Le lockdown « Saison 2 » est décrété tel un mal nécessaire, pour éviter que ce démon nous happe et prolifère. Il est ce choix cornélien et débattable à l’infini, privilégiant la santé des citoyens sur celle de l’économie. Avec un parfum de déjà vu et un soupçon de lassitude, dos rond, patience et discipline redeviennent nos habitudes. Nous nous en parons pour un temps inconnu, en attendant que les affres du fléau soient contenues. D’ores et déjà, des circuits, des réseaux se sont organisés, pour épargner aux plus faibles d’être déshumanisés. Chacun active ses leviers pour lui, pour les siens, ses voisins ou ses amis. Le maître-mot de cette insularité sociale doit être une solidarité nationale.

Cette nouvelle expérience est à l’image de la vie. Si tout le monde s’estime isolé ou enfermé, privé de ses mouvements et libertés, chacun le sera à sa manière, dans son espace et avec les mêmes inégalités que dans la réalité. Cette épreuve ne sera pas traversée avec autant de légèreté ou d’aisance, selon que nous vivions entre les quatre murs d’un studio, ou au milieu d’un jardin avec la nature en jouissance. Dès lors, les heures, les journées, les semaines et le temps sont soumis au phénomène de la distorsion. Les rituels, la parole et les occupations doivent prendre le pas sur l’ennui, sur la lassitude et sur l’usure d’une attente qui semble infinie.

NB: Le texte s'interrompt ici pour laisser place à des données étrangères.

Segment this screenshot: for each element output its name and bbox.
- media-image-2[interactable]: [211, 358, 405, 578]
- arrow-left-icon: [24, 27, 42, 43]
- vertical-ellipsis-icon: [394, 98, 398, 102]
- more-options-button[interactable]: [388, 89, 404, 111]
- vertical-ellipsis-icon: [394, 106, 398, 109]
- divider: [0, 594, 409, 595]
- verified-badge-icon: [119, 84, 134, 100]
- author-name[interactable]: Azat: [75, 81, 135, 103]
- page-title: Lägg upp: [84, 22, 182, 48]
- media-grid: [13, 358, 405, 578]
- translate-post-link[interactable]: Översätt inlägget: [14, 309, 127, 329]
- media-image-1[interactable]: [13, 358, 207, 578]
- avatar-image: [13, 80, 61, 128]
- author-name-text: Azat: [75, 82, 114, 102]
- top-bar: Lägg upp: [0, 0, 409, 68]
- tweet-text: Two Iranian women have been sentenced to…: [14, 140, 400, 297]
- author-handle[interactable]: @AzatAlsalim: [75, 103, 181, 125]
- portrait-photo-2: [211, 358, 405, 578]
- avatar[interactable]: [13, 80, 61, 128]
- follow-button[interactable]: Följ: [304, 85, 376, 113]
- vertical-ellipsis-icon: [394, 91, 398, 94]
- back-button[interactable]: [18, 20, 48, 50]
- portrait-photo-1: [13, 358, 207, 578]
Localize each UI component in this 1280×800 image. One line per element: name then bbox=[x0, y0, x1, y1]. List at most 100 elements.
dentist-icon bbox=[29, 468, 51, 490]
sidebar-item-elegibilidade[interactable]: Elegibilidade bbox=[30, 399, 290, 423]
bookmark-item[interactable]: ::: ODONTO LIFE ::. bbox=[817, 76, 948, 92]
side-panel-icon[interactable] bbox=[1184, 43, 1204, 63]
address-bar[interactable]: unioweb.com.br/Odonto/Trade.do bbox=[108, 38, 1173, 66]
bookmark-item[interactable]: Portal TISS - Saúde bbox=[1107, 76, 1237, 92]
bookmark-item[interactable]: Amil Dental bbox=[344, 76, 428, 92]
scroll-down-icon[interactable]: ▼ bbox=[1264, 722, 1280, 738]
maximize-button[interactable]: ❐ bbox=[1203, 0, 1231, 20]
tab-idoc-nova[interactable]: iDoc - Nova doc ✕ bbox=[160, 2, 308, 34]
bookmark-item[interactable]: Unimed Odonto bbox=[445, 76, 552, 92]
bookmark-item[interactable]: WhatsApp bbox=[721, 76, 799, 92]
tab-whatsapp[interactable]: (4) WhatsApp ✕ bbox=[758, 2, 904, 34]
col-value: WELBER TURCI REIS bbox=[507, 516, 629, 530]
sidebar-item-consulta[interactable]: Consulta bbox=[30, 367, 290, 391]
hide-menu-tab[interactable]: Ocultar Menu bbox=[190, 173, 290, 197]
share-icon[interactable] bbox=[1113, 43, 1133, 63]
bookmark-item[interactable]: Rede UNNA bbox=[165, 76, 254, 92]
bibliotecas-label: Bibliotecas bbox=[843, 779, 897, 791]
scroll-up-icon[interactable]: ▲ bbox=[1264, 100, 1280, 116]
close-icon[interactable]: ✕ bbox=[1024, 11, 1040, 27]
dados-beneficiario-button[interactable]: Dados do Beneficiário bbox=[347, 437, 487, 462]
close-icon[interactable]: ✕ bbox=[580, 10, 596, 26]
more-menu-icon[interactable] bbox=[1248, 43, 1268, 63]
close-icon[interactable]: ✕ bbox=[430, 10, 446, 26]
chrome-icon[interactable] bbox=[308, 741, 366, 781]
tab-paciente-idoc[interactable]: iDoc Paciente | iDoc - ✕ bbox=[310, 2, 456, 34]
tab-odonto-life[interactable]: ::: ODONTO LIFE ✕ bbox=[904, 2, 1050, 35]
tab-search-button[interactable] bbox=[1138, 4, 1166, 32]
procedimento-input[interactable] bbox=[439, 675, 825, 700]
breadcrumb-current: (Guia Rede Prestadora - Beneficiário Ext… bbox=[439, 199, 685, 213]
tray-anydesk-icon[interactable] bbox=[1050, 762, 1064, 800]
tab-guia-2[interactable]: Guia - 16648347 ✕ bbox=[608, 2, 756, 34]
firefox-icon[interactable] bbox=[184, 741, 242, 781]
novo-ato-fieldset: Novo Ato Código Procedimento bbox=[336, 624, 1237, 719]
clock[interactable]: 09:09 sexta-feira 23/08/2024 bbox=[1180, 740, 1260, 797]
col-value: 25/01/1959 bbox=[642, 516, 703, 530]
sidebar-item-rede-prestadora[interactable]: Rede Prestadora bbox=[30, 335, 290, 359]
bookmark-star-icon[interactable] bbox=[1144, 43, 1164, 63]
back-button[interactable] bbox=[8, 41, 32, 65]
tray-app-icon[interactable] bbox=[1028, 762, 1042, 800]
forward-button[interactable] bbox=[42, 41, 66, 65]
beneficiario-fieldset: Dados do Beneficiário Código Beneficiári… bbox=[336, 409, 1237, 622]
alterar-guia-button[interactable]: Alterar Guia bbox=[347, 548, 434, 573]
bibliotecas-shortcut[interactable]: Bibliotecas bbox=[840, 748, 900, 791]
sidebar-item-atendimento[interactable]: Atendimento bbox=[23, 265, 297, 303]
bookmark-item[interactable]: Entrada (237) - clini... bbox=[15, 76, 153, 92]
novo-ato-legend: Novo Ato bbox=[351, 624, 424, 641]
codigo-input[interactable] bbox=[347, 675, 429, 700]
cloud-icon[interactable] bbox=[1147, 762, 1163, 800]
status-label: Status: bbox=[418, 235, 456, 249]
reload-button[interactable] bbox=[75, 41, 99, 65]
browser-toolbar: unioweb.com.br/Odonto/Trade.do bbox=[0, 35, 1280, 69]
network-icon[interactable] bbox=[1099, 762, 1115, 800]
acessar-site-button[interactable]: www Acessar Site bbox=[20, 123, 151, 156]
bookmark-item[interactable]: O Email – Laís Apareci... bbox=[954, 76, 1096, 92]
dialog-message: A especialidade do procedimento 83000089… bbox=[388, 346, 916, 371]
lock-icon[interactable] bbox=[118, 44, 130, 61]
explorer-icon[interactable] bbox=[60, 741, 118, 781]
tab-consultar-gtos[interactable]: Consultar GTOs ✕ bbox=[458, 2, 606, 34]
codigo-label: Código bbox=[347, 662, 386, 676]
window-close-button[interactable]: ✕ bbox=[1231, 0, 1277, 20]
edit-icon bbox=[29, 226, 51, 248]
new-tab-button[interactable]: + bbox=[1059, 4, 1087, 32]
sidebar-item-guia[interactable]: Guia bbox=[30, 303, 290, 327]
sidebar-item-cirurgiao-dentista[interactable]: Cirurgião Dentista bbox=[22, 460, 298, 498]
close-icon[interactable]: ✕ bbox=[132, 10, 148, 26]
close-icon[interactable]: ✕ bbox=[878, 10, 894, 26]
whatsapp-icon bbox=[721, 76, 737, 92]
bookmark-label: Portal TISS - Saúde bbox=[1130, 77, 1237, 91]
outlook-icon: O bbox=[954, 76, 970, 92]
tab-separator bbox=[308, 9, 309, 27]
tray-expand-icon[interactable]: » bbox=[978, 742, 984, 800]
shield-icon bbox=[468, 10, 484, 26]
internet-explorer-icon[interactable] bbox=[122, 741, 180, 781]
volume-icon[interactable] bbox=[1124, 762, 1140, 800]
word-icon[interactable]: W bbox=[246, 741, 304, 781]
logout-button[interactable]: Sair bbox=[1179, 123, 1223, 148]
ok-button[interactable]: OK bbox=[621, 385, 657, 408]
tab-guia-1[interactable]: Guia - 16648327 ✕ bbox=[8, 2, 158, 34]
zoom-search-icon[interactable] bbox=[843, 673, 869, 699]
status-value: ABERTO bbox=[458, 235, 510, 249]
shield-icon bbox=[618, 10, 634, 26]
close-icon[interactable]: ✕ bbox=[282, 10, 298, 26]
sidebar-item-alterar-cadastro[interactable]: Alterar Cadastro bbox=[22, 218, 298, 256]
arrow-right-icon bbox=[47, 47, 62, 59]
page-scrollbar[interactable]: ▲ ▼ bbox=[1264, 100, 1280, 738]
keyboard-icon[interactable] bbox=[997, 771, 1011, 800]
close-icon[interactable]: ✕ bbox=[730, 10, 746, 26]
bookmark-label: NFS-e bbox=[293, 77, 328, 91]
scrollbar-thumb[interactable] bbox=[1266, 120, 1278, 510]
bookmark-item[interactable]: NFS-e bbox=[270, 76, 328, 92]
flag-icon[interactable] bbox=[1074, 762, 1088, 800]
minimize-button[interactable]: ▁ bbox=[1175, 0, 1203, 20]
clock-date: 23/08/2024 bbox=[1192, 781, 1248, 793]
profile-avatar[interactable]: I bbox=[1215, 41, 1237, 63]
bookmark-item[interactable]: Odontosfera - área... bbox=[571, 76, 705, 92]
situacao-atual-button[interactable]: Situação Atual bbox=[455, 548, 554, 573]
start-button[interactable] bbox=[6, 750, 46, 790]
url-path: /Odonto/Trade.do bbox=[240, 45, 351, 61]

Peu à peu, nous allons reprendre ce pli déjà vécu et clamer à l’unisson que nous en sortirons raffermis et invaincus. À la lumière de cette période d’inquiétudes et de privations, nous replaçons les priorités à leurs justes positions. Le superflu nous saute au visage tant tout est relatif dans ce que nous jugeons indispensable. Par la force de ces choses, un rien devient un tout, lorsqu’un tout, un essentiel, un incontournable s’avère n’être rien du tout. À ce petit jeu, on s’émerveille du premier légume issu d’un maigre carreau, oubliant l’abondance qui prévalait dans une vie sans barreaux. La clôture devient le lieu de tous les échanges, tant humains que matériels ou alimentaires. Une brique de lait vaut une chopine avec le voisin de gauche, quand celui de droite est prêt à tout troquer pour quelques tomates. Chacun de son côté a posé un siège de fortune, pour conserver un lieu social et faire fi de l’infortune. C’est ainsi que d’un jardin à l’autre, nous pouvons trinquer de manière imaginaire, « refaire le monde » à défaut d’y contribuer et surtout, oui surtout, nous sentir un peu plus proches de nos congénères.

Il y a un an, après quelques réglages de forme, le peuple mauricien s’est montré exemplaire, dans la manière dont il a su faire front pour terrasser la bête immonde. Dans le remake de ce rude combat que nous entamons, je sais qu’il saura être à la hauteur des efforts à consentir pour s’en affranchir. Car, si sages et réfléchis que soient les choix d’un gouvernement en temps de guerre sanitaire, leur succès ne pourra être garanti que par une compréhension et une adhésion populaires.